Question

Match the column:

• A. A: a → p, b → r, c → q, d → q, r
• B. B: a → p, b → r, c → q, d → p, q
• C. C: a → p, b → r, c → q, d → p
• D. D: a → r, b → p, c → q, d → p, r

Answer 1

Answer: (A)

A: a → p, b → r, c → q, d → q, r

Answer 2

The problem asks us to match the given conditions related to magnetic properties with the type of magnetic materials.

Let's analyze each condition:

Understanding the terms:

• x (or χ): Represents magnetic susceptibility. It's a dimensionless quantity that describes how much a material will become magnetized in an applied magnetic field.
• μ: Represents magnetic permeability of the material. It's a measure of the ability of a material to support the formation of a magnetic field within itself.
• μ₀: Represents the permeability of free space (vacuum). Its value is $4\pi \times 10^{-7} \text{ T}\cdot\text{m/A}$.

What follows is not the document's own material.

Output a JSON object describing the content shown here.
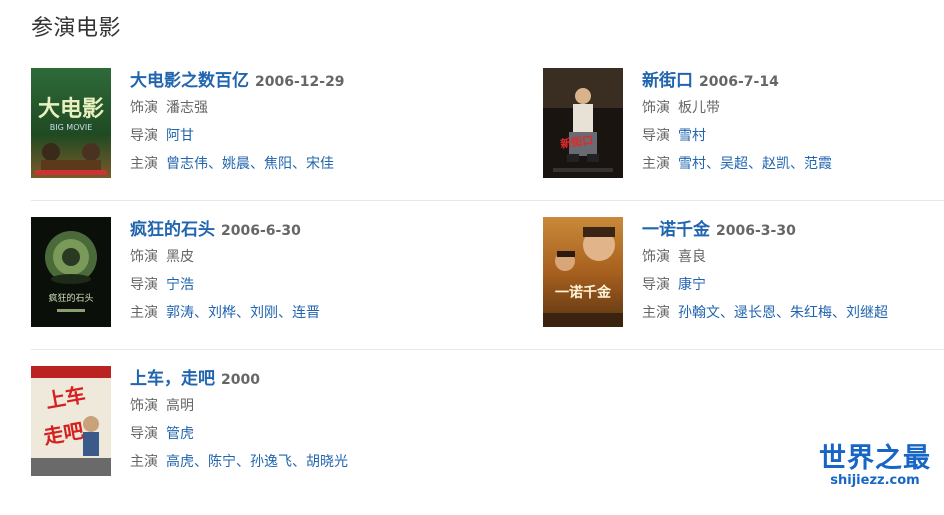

The relationship between magnetic permeability (μ) and magnetic susceptibility (χ) is given by: $\mu = \mu_0 (1 + \chi)$

Now, let's match the columns:

Column A Analysis:

• (a) -1 ≤ x < 0:

  • For diamagnetic materials, the magnetic susceptibility (χ) is small and negative. This range perfectly describes diamagnetic behavior.
  • Therefore, (a) → (p) Diamagnetic.

• (b) 0 < x < 1:

  • For paramagnetic materials, the magnetic susceptibility (χ) is small and positive. This range indicates paramagnetic behavior.
  • Therefore, (b) → (r) Paramagnetic.

• (c) x >> 1:

  • For ferromagnetic materials, the magnetic susceptibility (χ) is very large and positive (typically in the range of hundreds to hundreds of thousands). This condition signifies ferromagnetic behavior.
  • Therefore, (c) → (q) Ferromagnetic.

• (d) μ > μ₀:

  • Using the relationship $\mu = \mu_0 (1 + \chi)$: If $\mu > \mu_0$, then $\mu_0 (1 + \chi) > \mu_0$. Dividing by $\mu_0$ (which is positive), we get $1 + \chi > 1$. This simplifies to $\chi > 0$.
  • Materials with positive susceptibility (χ > 0) include both paramagnetic materials (where χ is small and positive) and ferromagnetic materials (where χ is very large and positive).
  • Therefore, (d) → (q) Ferromagnetic, (r) Paramagnetic.

Summary of Matches:

• (a) → (p)
• (b) → (r)
• (c) → (q)
• (d) → (q), (r)

Comparing this with the given options, Option A matches our derived solution.